Beware that 15 minutes

Jeannette Hyde: Anyone who has seen the first two episodes couldn't help being shocked by the close resemblance of the Holiday Autos call centre to a slave galley.
  
  


Crikey! Car-hire broker Holiday Autos has been braying in the trade press that its bookings have jumped 40 per cent following the first showing of a fly-on-the-wall documentary about the company. Chairman and chief executive Clive Jacobs claims that he has been inundated with positive letters and even job applications after The Secret Life Of The Office was shown on BBC2.

Er... was he being ironic? Was he joking? Or does he just have loads of sycophantic friends? Anyone who has seen the first two episodes couldn't help being shocked by the close resemblance of the Holiday Autos call centre to a slave galley.

While management denied treating staff like children (despite rules requiring workers to pour the remainder of a Coke can down the sink and crunch it in half before disposal and to refrain from consuming so much as a cough sweet), the staff bitterly complained to the cameras that they were indeed being treated like kids. Worse actually. A six-point email was sent to the headphone brigade commanding them to only leave their desks if they had an official excuse - ie, going to the loo, to lunch or talking to a manager etc. Following the move to a new office they were also banned from displaying personal objects such as pictures and cuddly toys on their desks. Meanwhile a self-satisfied Jacobs was seen swanning around his brand-new luxury office suite admiring the mahogany furniture which had been designed to resemble organ pipes.

Smug board members brainstormed phrases on to a flip chart such as 'can do', 'fair' and 'generous...' to describe their company. You wondered if there was a lift between the ground floor and the boardroom and if they'd ever peeped into the sweatshop office in between. The last thing anyone but a masochist would do is apply for a job on the sales floor (or worse, customer services) after seeing this programme.

Holiday Autos's name will be elevated to household status by this programme, but with mud attached. Whatever your temptations to vanity, letting the cameras in is a risky business. Remember the BBC documentary Holiday Reps? Applications for holiday rep jobs with Sunset Holidays dropped by nearly 50 per cent after that.

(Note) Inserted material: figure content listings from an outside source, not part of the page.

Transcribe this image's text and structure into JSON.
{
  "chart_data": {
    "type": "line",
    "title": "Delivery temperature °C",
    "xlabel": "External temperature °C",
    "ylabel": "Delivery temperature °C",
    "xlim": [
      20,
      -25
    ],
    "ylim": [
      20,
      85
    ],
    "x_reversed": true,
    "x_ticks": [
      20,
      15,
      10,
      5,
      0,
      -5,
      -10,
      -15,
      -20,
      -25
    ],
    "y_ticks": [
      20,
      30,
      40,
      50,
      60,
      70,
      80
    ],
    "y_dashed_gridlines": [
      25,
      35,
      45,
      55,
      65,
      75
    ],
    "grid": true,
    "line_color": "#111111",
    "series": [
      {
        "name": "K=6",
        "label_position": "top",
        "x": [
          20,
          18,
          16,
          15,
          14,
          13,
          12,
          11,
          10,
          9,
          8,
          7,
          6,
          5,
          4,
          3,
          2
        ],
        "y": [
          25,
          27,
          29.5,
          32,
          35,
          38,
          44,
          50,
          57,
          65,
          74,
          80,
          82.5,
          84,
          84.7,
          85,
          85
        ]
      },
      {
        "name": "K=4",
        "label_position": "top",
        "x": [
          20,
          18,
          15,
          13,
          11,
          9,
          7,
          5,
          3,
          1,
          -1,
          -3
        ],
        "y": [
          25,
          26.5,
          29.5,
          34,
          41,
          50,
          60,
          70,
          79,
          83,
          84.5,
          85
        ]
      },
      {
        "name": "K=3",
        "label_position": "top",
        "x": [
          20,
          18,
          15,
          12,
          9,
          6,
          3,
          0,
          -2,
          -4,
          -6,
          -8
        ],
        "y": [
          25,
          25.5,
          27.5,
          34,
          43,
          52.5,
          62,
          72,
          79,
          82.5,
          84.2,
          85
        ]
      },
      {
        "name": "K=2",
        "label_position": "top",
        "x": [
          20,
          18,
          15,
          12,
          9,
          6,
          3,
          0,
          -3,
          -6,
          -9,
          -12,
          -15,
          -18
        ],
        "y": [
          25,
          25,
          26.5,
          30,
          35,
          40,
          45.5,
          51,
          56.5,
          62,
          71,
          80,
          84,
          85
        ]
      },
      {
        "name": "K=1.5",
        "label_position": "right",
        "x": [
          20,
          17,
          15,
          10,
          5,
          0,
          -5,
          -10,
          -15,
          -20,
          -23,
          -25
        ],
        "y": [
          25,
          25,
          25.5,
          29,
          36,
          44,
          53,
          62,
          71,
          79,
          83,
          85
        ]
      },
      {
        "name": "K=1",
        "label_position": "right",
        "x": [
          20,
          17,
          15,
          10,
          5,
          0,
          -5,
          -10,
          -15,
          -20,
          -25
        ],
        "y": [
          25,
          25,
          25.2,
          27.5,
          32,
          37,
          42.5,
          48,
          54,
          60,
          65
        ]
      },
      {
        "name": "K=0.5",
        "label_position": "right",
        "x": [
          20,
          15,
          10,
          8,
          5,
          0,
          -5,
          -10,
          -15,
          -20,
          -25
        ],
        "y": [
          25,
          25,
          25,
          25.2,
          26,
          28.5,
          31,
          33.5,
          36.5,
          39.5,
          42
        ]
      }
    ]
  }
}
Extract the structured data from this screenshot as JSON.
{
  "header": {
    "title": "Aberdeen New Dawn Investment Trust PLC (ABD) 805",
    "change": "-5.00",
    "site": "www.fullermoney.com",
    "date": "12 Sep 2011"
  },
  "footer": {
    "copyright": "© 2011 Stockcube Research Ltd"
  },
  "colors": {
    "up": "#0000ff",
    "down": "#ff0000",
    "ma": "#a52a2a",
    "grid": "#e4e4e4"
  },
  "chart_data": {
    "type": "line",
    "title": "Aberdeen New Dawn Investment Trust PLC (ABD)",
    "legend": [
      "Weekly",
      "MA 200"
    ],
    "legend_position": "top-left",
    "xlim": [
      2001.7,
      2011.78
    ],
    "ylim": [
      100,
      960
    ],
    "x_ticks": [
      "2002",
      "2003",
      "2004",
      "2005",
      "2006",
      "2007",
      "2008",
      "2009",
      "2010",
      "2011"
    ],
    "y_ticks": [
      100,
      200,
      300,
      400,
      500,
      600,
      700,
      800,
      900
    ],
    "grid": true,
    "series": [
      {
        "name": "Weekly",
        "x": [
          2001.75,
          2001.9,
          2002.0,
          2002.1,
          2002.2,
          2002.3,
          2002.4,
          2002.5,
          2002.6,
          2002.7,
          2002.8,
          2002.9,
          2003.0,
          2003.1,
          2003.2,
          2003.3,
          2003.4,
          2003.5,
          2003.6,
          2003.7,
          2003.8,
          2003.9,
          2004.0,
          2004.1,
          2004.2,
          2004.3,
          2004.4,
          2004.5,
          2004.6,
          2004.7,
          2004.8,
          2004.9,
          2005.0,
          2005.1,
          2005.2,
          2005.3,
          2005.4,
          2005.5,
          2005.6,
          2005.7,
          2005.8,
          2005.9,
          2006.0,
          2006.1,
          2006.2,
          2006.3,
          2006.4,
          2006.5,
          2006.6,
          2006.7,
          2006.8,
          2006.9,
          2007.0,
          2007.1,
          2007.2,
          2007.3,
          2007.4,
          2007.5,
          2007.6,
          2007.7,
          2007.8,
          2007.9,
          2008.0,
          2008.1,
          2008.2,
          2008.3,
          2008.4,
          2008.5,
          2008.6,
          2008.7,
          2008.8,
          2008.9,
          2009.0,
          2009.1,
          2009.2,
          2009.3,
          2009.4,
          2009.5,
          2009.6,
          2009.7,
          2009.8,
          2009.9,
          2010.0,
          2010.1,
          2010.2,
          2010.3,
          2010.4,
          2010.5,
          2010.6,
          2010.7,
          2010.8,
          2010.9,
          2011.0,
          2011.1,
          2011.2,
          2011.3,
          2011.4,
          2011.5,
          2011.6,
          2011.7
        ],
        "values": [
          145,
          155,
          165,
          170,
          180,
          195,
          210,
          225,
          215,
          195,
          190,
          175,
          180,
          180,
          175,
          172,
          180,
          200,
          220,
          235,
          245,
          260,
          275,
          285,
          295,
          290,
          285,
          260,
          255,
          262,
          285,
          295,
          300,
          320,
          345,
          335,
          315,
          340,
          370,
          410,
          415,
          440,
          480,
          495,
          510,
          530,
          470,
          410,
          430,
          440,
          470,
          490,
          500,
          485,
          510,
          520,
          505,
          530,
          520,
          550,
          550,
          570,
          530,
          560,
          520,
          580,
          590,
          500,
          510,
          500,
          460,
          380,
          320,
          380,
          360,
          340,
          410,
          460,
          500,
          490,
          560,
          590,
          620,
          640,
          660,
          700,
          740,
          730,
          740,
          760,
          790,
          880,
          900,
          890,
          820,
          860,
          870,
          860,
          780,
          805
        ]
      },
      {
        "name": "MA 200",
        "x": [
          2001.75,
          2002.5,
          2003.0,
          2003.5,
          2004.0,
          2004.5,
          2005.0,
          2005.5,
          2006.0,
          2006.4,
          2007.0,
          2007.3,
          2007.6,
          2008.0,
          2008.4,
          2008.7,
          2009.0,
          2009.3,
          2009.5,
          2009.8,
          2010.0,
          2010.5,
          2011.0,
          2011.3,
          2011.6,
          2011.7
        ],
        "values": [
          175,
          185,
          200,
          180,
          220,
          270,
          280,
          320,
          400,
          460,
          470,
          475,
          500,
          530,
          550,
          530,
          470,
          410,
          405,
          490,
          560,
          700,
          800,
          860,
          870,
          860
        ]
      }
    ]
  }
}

I've booked a car many times through Holiday Autos. Their prices are cheap and the service, in my experience, faultless. But watching this programme put me off the company - especially when you saw the hundreds of complaints made each week. Maybe the incidents and dramas portrayed are common to most travel call centres, but seeing this was an illusion shatterer. A bit like when you're walking down the corridor of a posh hotel and a service door swings back, letting you glimpse the rubbish, grubby walls and concrete stairs.

Entrepreneur Clive Jacobs has come a long way in the 15 years or so since he set up Holiday Autos. Before then, many holidaymakers waited until they reached their holiday destination to book a car from a local company rather than booking it beforehand through a broker at discount prices. I don't doubt bookings are going well right now, as there is a mass exodus of people escaping the dreary British summer. But beware the docusoaps. They can bring the curse of Hello! with them and are hard to live down.